Ein erster exemplarischer Fall von selbständigem Vernunftoder Verstandesgebrauch lag für die Zeitgenossen in der Naturwissenschaft vor, die sich seit dem 16. Jahrhundert mehr und mehr als eine eigene geistige Macht etabliert hatte; um die Mitte des 17. Jahrhunderts hatte sie schon die meisten klerikalen Bevormundungen abgeschüttelt, so daß sie nun als Modell eines theologieunabhängigen Denkens gelten konnte. Damit entstanden auch erste Hoffnungen auf eine freiere, mit der Wissenschaft eng verknüpfte Philosophie; die tendenziell theologiefreie Welterkenntnis ließ eine vernünftige Gottes- und bessere Menschenerkenntnis als möglich erscheinen und damit auch Fortschritte in praktischen, technischen wie moralischen Fragen. Das Faktum der Naturwissenschaft evozierte die Idee einer neuen Politik- und Moralwissenschaft (Naturrecht) und bestärkte die Hoffnungen auf Vernunft und Freiheit. Kurz, die Philosophie und damit die Aufklärung konnte die freie Wissenschaft als ihren Hauptverbündeten und sich selbst als Wissenschaft betrachten.
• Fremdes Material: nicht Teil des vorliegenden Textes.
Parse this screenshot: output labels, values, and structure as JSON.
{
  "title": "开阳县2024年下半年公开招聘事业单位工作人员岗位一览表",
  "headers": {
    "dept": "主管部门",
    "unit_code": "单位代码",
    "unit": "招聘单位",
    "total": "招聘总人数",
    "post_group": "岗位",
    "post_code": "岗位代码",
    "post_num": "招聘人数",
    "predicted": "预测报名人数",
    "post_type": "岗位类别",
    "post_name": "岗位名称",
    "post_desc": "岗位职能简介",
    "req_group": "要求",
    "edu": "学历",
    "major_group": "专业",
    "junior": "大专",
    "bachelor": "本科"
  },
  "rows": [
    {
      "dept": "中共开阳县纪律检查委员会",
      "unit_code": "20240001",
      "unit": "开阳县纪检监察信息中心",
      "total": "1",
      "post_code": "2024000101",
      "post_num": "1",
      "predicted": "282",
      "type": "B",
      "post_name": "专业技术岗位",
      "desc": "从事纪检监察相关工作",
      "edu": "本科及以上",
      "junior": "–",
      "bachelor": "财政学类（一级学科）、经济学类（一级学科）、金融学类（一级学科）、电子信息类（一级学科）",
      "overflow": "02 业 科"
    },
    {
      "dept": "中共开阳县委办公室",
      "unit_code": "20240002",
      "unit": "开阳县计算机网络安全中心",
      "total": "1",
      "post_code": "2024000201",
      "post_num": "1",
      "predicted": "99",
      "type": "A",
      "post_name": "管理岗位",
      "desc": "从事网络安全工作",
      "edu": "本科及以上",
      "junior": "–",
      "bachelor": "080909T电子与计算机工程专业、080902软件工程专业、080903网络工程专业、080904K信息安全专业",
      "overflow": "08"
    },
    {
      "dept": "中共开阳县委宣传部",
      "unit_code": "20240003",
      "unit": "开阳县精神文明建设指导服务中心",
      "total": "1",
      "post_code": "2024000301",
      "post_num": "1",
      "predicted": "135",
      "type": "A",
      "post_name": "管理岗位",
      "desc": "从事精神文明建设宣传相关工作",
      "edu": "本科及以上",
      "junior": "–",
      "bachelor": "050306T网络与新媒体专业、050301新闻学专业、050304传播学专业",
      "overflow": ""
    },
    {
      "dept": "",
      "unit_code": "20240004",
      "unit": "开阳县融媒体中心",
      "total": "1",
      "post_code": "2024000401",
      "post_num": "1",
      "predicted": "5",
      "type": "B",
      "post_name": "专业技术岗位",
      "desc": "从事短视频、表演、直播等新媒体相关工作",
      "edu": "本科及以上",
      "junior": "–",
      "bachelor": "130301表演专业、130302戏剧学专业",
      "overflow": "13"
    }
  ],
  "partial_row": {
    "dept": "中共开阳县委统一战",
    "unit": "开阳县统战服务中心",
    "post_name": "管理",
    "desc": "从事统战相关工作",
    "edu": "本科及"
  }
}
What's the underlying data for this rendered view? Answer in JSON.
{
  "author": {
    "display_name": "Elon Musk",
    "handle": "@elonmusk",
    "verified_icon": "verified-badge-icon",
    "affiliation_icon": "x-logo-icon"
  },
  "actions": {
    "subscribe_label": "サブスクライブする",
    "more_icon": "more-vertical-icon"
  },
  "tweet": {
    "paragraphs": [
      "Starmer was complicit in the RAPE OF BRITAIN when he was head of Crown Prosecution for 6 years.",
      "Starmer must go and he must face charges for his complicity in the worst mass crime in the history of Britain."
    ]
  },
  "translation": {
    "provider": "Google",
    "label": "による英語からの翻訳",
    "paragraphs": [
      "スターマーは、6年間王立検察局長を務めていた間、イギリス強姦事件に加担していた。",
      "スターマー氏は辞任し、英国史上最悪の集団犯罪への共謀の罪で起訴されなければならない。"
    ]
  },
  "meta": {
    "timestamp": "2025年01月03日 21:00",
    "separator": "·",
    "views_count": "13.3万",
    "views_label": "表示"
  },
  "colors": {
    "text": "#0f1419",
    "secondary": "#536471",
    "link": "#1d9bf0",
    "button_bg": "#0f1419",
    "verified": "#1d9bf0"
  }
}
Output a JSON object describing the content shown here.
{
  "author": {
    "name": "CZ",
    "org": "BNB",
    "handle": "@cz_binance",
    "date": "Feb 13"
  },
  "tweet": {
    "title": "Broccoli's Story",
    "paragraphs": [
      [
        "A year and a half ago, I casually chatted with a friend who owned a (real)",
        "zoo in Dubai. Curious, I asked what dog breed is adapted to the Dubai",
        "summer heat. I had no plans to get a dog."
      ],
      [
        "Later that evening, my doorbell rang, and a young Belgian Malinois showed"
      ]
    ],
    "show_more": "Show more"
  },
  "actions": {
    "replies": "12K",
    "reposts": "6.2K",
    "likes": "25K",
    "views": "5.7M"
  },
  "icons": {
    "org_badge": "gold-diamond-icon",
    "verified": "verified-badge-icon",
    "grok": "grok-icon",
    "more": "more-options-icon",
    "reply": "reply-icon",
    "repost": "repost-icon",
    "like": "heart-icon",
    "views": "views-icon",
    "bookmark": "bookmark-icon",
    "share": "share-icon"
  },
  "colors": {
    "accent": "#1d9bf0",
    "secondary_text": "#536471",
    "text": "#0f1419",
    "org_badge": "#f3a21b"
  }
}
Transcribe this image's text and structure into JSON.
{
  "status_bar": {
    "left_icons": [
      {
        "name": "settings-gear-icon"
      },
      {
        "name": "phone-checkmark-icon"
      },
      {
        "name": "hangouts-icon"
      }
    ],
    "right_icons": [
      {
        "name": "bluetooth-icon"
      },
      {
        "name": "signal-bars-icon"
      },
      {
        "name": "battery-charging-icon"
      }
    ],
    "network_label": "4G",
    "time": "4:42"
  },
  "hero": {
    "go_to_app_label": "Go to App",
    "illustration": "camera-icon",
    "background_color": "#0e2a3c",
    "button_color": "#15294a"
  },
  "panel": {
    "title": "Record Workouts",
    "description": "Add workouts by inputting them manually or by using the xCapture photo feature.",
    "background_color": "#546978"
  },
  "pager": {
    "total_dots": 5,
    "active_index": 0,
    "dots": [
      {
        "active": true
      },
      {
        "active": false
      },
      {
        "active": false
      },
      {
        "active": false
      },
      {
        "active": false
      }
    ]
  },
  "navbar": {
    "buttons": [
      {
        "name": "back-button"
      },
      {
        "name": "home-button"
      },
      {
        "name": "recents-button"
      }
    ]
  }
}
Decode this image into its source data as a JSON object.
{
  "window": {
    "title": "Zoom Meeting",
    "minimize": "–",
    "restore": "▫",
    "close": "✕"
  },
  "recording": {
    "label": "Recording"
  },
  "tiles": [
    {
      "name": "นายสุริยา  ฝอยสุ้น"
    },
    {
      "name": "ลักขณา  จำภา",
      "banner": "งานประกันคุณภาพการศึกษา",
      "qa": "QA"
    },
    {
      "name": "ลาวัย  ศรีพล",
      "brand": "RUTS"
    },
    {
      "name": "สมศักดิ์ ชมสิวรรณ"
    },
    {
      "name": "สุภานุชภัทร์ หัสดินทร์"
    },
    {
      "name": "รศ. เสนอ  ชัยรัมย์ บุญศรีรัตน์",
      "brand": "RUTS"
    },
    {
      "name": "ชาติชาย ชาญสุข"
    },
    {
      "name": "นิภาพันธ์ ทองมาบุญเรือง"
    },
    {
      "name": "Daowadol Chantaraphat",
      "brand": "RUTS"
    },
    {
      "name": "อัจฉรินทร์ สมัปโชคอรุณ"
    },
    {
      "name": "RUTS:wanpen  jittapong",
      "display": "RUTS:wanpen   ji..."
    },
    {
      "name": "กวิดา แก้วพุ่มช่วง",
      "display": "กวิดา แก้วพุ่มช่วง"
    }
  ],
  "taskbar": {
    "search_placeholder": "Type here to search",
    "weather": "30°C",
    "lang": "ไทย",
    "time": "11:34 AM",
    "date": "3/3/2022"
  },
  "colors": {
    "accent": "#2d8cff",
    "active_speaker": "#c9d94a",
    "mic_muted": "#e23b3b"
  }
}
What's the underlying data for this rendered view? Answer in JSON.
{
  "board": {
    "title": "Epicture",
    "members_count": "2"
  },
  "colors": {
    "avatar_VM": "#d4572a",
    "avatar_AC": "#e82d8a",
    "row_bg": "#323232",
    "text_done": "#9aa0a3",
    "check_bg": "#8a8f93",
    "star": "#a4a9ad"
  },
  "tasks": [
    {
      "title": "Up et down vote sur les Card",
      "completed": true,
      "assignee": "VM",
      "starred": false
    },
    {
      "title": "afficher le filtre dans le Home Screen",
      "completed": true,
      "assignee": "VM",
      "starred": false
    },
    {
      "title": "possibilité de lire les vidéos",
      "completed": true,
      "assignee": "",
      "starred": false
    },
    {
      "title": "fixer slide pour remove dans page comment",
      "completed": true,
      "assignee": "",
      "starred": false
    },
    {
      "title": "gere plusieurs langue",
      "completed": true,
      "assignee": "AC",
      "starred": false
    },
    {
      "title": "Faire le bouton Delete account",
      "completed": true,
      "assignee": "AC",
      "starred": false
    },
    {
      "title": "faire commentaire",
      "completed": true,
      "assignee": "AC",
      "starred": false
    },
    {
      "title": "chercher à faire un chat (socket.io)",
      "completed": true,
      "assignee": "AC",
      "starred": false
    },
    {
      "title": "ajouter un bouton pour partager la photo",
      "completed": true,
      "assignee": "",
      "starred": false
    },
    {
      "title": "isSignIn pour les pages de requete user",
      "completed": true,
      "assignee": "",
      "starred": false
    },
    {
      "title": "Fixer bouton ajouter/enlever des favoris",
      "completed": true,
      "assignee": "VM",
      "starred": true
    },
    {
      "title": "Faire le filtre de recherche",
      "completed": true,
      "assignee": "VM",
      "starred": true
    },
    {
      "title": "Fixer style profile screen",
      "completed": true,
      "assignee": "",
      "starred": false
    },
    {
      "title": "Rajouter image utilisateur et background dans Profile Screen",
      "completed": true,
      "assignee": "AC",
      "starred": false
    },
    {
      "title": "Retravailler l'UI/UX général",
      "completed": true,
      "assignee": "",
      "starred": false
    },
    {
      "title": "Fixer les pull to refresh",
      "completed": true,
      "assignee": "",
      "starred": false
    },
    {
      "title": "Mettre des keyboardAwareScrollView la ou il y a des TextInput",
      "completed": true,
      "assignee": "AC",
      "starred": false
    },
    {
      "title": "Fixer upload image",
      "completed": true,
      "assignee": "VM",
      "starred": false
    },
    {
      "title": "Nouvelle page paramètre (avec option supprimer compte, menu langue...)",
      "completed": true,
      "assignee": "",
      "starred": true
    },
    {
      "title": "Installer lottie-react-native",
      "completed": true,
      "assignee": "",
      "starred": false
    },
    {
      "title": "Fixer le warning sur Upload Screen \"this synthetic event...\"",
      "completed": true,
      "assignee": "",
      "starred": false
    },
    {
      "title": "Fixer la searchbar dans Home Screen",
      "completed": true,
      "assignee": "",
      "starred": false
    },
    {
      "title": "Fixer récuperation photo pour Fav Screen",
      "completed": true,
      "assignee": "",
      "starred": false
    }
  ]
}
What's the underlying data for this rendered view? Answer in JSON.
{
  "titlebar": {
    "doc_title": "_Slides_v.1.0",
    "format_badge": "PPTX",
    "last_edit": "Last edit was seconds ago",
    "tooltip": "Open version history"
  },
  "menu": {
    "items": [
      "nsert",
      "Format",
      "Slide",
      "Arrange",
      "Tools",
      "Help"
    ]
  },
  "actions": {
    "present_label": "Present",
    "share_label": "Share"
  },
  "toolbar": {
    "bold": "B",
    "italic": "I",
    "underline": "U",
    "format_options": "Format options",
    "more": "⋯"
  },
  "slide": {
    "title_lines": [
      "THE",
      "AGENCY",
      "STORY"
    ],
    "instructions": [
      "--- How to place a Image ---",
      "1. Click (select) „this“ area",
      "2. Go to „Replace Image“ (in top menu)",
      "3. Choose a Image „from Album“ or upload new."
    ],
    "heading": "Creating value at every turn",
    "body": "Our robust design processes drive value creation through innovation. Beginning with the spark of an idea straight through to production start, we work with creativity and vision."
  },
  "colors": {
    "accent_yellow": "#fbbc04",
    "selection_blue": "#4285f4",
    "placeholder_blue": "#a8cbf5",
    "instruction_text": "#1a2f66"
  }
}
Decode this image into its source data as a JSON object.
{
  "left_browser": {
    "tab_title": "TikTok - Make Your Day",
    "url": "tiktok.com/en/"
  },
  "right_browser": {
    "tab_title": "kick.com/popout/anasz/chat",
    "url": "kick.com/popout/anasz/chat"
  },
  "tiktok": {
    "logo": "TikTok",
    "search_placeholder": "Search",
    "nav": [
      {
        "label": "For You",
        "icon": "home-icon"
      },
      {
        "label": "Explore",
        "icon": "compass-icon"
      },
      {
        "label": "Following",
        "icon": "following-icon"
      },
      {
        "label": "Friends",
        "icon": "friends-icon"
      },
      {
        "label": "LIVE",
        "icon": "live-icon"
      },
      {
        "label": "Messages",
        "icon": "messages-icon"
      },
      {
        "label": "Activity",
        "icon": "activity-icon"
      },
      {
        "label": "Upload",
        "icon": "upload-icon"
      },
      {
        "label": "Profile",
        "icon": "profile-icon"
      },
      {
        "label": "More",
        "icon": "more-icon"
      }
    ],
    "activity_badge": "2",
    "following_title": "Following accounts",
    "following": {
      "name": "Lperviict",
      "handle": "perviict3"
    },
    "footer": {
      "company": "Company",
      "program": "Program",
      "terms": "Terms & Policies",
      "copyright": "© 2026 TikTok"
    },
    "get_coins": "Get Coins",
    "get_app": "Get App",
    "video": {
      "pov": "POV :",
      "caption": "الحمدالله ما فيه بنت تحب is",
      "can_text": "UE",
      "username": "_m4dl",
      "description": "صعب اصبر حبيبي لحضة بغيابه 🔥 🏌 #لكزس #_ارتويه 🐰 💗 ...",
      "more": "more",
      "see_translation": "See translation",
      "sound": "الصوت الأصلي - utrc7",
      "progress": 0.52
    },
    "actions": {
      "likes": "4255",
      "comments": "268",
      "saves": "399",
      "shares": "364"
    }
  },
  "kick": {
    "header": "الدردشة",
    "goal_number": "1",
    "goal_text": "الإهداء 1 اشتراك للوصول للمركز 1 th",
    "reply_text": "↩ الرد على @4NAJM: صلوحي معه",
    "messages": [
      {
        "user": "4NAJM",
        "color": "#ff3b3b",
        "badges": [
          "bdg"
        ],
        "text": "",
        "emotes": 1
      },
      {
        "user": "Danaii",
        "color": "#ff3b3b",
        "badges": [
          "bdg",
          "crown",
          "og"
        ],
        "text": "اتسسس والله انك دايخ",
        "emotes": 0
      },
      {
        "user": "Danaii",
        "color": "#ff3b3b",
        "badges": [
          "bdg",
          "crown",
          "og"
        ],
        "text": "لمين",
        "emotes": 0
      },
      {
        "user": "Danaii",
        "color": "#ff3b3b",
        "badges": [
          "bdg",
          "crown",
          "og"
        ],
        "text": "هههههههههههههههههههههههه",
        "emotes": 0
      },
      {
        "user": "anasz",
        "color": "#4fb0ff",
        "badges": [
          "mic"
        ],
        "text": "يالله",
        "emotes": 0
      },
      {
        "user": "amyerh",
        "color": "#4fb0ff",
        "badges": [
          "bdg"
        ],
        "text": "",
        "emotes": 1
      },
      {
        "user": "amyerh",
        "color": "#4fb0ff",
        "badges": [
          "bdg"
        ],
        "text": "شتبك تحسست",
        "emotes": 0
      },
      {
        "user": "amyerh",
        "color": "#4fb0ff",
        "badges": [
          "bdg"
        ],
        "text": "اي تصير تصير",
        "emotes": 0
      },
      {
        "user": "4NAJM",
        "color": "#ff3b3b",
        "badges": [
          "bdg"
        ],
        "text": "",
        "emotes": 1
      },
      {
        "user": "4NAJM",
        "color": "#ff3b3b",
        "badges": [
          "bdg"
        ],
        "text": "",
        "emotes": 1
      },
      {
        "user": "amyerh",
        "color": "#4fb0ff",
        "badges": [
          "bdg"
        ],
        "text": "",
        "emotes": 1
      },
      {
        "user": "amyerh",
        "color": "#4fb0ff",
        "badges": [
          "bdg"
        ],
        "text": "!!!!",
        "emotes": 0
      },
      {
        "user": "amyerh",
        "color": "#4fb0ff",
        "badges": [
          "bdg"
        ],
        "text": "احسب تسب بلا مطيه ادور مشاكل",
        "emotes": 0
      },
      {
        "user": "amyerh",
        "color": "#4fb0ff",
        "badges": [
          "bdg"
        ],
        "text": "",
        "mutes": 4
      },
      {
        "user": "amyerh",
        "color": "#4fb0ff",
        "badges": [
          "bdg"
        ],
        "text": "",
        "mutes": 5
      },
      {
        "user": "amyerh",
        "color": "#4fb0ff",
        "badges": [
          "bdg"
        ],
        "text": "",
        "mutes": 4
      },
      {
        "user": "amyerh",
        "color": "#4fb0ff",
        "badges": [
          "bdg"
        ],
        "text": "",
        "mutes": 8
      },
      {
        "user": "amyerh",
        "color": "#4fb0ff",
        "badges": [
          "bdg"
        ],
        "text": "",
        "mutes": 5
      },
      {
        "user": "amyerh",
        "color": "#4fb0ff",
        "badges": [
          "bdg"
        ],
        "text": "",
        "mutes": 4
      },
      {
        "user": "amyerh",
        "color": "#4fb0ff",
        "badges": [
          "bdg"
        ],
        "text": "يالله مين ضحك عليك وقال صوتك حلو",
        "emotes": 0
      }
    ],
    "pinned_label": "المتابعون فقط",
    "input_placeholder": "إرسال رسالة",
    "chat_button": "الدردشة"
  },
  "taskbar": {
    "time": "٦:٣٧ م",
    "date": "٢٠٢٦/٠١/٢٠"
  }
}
Der Blick auf Religion, Politik und Wissenschaft macht die Aufklärung von ihrem Anfang her als Reaktion auf eine geschichtliche Situation verständlich. Angesichts der Erfahrung der Unvernunft in Religion und Politik und der Erfolge von Verstand oder Vernunft in den neuen Wissenschaften setzen die Aufklärer auf Verstand und Vernunft, und zwar auf die Aktivität des eigenen Denkens (Selbstdenkens), für das folglich mehr und mehr auch Freiheit (Mündigkeit) gefordert werden muß. Die Vernunft ist Mittel und Instanz, um die wahren Sachverhalte gegen die reale Unvernunft und damit gegen Schein und „Verblendung“ zu verteidigen. Als erstes müssen Aberglaube und Schwärmerei, Vorurteile und Fanatismus bekämpft werden – die Stoßrichtung dieser Begriffe zielt offensichtlich auf Erscheinungsformen der Religion, die als Entartungen kritisiert werden. Zugleich drängt sich angesichts der Mängel des Glaubens, aber auch der Gesellschaft, an die Stelle der geschichtlichen Offenbarung die durch Vernunft erkennbare Natur als Norm und Wahrheitskriterium, also ein normativer Naturbegriff, der teils wissenschaftlich, teils metaphysisch konzipiert ist und vermutlich gerade wegen dieser Ambivalenz in neuartiger, emphatischer Weise zur Berufungsinstanz von Argumentationen werden kann. Da jedoch die Mächte der Politik und Religion sich der unmittelbaren Einwirkung der Aufklärung im allgemeinen entziehen, wird die Vermehrung des Lichts der Erkenntnis („Verbesserung des Verstandes“) und die dadurch erhoffte Ausbreitung der Moral („Verbesserung des Willens“) zum ersten Ziel der Aufklärung. Auf diesem Hintergrund lassen sich die meisten Forderungen bzw. Hoffnungen der Aufklärung (Fortschritt und Freiheit, Toleranz und Menschenrechte usw.) als Folgerungen aus ihrer Hoffnung auf Vernunft und ihrem Willen zur Vernunft verstehen.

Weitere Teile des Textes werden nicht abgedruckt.